Thomas Lang is one of those artists who I was aware of, indeed we’re friends on Facebook, yet I couldn’t name any of their songs. In the 80s and 90s you couldn’t just go on spotify to check out an artist (if you had spotify back then you’d have probably been burnt at the stake for witchcraft, a cassette player that fitted in your (big) pocket was considered advanced back then!)
So many artists slipped under the radar, which is a shame as based on this performance I’ve been missing out on something truly special for the past few decades!
Better late than never though, and what a band! I wasn’t familiar with any of their material, yet it was awesome from start to finish.
Whilst I was at least aware of Thomas Lang, I must admit I’d never heard of Smaller or their lead singer Peter “Digsy” Deary – who went on to front The Sums who I am more familiar with.
They seemingly formed in the 90s so didn’t have to worry about Google friendly names! Upon searching for Smaller I got ads for all kinds of extension devices 😉
Noel Gallagher played guitar on one of their songs – and seemingly holds them in high regard – he obviously has good taste as they played a fab set!
Mark Morris (The Bluetones)
The great thing about festivals is that it gives you an opportunity to see acts you’d never normally go and see. I liked The Bluetones but was never a huge fan, so in the normal run of things I’d have missed out, as Mark Morris won me over with his sense of humour and showmanship! Great set!
Nigel Clark (Dodgy)
Bit of a Dodgy geezer this one (bet nobody ever makes that joke!)
Likewise with Mark Morris / Bluetones, liked some of their stuff, wasn’t a huge fan, yet he won me over with a strong set and good humour.
Tommy Scott (Space)
Space of course need no introduction whatsoever.
I remember the first time I head Neighbourhood, I used to set my alarm clock to play Capital FM and put it on the other side of the room so that I had to get out of bed to turn it off as they tended to play chart pop – but Neighborhood stood out as something so good it could have been played by the likes of John Peel.
We expected a solo acoustic set, which would have been nice anyway, but we got excited when we saw Phil Hartley setting up and realised that although it wasn’t a full band set, it wasn’t a solo acoustic set either.
They played a short bit sweet set of their biggest hits, and left the audience wanting more! Fabulous!
The Vryll Society were due to finish things off, but sadly I had to get back to finish some work before the morning. I’m sure they were fantastic and I’ll catch them next time!

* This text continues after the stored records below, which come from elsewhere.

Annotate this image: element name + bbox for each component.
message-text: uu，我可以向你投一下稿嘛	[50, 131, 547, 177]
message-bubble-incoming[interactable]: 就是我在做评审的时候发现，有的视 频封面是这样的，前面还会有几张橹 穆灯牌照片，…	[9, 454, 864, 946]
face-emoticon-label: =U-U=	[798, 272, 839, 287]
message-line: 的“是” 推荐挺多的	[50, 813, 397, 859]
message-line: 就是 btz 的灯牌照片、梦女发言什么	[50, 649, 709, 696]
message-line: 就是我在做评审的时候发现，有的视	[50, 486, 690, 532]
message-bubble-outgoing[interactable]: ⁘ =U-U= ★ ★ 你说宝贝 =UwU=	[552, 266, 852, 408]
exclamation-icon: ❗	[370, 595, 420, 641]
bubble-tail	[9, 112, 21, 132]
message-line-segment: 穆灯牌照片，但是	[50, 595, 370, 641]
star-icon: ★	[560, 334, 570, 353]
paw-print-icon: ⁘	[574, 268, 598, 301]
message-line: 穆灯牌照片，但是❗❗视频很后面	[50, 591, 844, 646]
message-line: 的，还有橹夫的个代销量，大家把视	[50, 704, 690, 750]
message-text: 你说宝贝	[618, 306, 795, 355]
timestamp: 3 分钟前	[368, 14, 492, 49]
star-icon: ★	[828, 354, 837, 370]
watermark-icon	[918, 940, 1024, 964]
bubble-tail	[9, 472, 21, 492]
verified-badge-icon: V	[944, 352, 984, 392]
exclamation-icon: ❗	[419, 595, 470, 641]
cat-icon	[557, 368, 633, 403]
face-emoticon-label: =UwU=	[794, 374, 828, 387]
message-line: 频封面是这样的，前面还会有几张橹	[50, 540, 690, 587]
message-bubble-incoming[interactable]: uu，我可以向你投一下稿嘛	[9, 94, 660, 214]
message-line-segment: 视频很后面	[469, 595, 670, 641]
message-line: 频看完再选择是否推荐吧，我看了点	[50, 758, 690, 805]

What an amazing day! It was everything a fine festival should be – discovering artists who are new to you (and playing on Spotify as I write this!), along with rediscovering old favourites. The communal experience of enjoying live music with others who love it. Most importantly it reminded us of the very real, growing problem of homelessness, and that we should all try to do something – even if it’s just writing to your MP, even if you have a Labour MP and you’re preaching to the converted, it’s always worth letting them know the strength of public feeling on the issue.